The Sunday Gentleman by Irving Wallace

The Sunday Gentleman by Irving Wallace

Author:Irving Wallace [Wallace, Irving]
Language: eng
Format: epub
Publisher: Simon & Schuster
Published: 0101-01-01T00:00:00+00:00


10

The Agony Column

Until that day in 1933, when he picked up his copy of The Times of London and as usual began to read the classified advertisements in the Personal column, Mr. Peter Fleming, a slender, dreamy young Englishman, had lived a relatively dull and sedentary existence.

Fleming’s background consisted of Oxford, a stint with BBC, and a brief job in Wall Street in New York. Now, as literary editor of the London Spectator, he was immune from all dangers but that of writer’s cramp. He sometimes played squash, but his favorite indoor sport consisted of musing over the Personal column of The Times. Here, in the small type of the world’s first and most famous Personal column, which for a century and a half had been nicknamed the “agony column,” Peter Fleming found his escape.

“What strange kind of a creature can it be whose wolfhound—now lost in Battersea Park—answers to the name of Effie?” he would reflect, as he read. “Why is Bingo heartbroken? And what possible use can Box A have for a horned toad?”

On that particular day in 1933, when Fleming, as was his habit, read through the mysterious and romantic classified advertisements, he stumbled suddenly upon one that made him sit up. It announced:

Exploring and sporting expedition, under experienced guidance, leaving England June, to explore rivers Central Brazil, if possible ascertain fate Colonel Fawcett; abundance game, big and small; exceptional fishing; ROOM TWO MORE GUNS; highest references expected and given. Write Box X, The Times, E.C.4.

For the first time, Fleming did not idly speculate or let his fancy play over an advertisement. Instead, he answered it. As a result, within a few months, he was transported into the middle of the primitive Matto Grosso jungles of Central Brazil.

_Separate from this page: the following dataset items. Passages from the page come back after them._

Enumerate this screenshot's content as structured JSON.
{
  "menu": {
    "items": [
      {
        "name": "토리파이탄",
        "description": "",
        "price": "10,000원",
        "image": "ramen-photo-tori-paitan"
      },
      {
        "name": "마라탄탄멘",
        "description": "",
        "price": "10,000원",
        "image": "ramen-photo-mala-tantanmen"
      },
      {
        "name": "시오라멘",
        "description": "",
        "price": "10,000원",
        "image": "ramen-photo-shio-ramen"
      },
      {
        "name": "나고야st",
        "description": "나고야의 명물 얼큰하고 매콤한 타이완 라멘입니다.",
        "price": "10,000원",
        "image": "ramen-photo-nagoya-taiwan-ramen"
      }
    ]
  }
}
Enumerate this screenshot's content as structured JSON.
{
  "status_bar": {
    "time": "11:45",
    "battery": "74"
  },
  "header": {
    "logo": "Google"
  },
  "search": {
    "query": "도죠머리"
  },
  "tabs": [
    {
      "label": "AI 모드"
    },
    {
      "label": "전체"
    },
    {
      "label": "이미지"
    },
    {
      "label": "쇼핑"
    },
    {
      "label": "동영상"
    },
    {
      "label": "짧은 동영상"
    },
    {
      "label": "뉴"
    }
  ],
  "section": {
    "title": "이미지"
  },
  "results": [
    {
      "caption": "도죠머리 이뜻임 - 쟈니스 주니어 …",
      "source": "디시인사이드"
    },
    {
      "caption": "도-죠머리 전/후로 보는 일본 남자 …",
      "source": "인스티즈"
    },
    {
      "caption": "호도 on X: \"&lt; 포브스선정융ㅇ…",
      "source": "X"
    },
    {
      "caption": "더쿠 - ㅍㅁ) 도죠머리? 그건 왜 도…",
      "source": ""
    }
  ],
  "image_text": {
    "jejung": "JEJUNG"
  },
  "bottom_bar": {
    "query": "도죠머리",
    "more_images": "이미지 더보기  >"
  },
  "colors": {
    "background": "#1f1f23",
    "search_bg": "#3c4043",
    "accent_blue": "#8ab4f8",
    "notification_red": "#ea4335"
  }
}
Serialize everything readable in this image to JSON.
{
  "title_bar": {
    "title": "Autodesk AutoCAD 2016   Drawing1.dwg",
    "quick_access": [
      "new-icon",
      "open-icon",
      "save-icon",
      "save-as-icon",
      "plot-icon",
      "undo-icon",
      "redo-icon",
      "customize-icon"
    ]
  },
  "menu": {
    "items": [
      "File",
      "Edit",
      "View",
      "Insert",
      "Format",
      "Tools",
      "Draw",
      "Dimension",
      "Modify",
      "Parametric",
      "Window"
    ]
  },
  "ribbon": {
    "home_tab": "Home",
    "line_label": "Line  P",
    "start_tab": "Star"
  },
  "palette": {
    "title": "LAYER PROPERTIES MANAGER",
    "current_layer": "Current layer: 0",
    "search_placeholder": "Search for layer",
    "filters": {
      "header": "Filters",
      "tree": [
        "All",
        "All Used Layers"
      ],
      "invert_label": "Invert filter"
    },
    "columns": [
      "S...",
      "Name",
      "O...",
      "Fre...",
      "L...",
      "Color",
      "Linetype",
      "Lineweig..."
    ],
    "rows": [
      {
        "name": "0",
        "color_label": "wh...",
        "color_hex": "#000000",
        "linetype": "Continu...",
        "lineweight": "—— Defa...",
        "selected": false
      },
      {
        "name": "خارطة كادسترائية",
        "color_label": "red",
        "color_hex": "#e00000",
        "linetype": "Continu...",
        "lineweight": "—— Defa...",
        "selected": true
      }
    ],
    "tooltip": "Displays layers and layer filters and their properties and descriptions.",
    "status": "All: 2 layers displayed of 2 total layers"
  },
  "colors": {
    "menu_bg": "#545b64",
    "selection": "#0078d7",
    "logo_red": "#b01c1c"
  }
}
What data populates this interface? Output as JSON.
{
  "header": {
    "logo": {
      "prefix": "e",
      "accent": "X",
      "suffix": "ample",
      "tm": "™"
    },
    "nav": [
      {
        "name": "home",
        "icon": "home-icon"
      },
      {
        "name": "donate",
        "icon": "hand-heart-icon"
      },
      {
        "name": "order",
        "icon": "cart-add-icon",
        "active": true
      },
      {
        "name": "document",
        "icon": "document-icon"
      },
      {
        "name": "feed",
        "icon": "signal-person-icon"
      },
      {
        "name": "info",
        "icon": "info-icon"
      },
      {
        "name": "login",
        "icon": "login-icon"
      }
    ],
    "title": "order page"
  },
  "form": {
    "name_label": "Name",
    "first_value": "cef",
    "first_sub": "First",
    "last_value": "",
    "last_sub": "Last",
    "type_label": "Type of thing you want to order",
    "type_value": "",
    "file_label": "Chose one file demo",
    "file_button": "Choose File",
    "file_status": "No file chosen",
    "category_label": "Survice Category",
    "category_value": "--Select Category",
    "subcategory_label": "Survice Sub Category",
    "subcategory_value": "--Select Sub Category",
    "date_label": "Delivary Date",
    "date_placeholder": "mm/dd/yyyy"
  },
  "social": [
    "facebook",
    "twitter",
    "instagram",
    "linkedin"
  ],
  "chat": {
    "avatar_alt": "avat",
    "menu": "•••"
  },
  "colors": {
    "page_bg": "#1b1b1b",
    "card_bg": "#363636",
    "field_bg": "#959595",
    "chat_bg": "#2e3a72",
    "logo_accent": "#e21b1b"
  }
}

There, led by an American whom Fleming chose to call Major Pingle, he found himself wading through piranhas, brushing off stinging insects, dodging wild animals, hiding from hostile natives, and constantly searching for traces of the renowned Colonel Fawcett, who had disappeared in 1925 while in quest of the fabulous City of Gold.

After completing this excursion, Peter Fleming wrote a humorous best seller called Brazilian Adventure. Besides the fame and wealth that he soon acquired, he also became an explorer in Tartary and a traveler in Russia, China, Japan. He even married Celia Johnson, who would later attain cinema stardom in the film Brief Encounter.

Anonymity, daydreaming, the dull sedentary life were far behind—all because of a brief ad in the agony column of the London Times.

Of course, this unusual case history is not meant to suggest that the agony column, in steady doses, is a sure cure-all for monotony. But certainly, on the basis of past performances, the agony column of The Times, like all Personal columns modeled after it, remains one of the last modem outposts of hidden romance and adventure in a weary realistic existence made unhappy with the atom bomb, inflation, and Communism.

Few readers of the agony column ever actually succumb to its classified invitations. Peter Fleming was one of these few, the rare exception.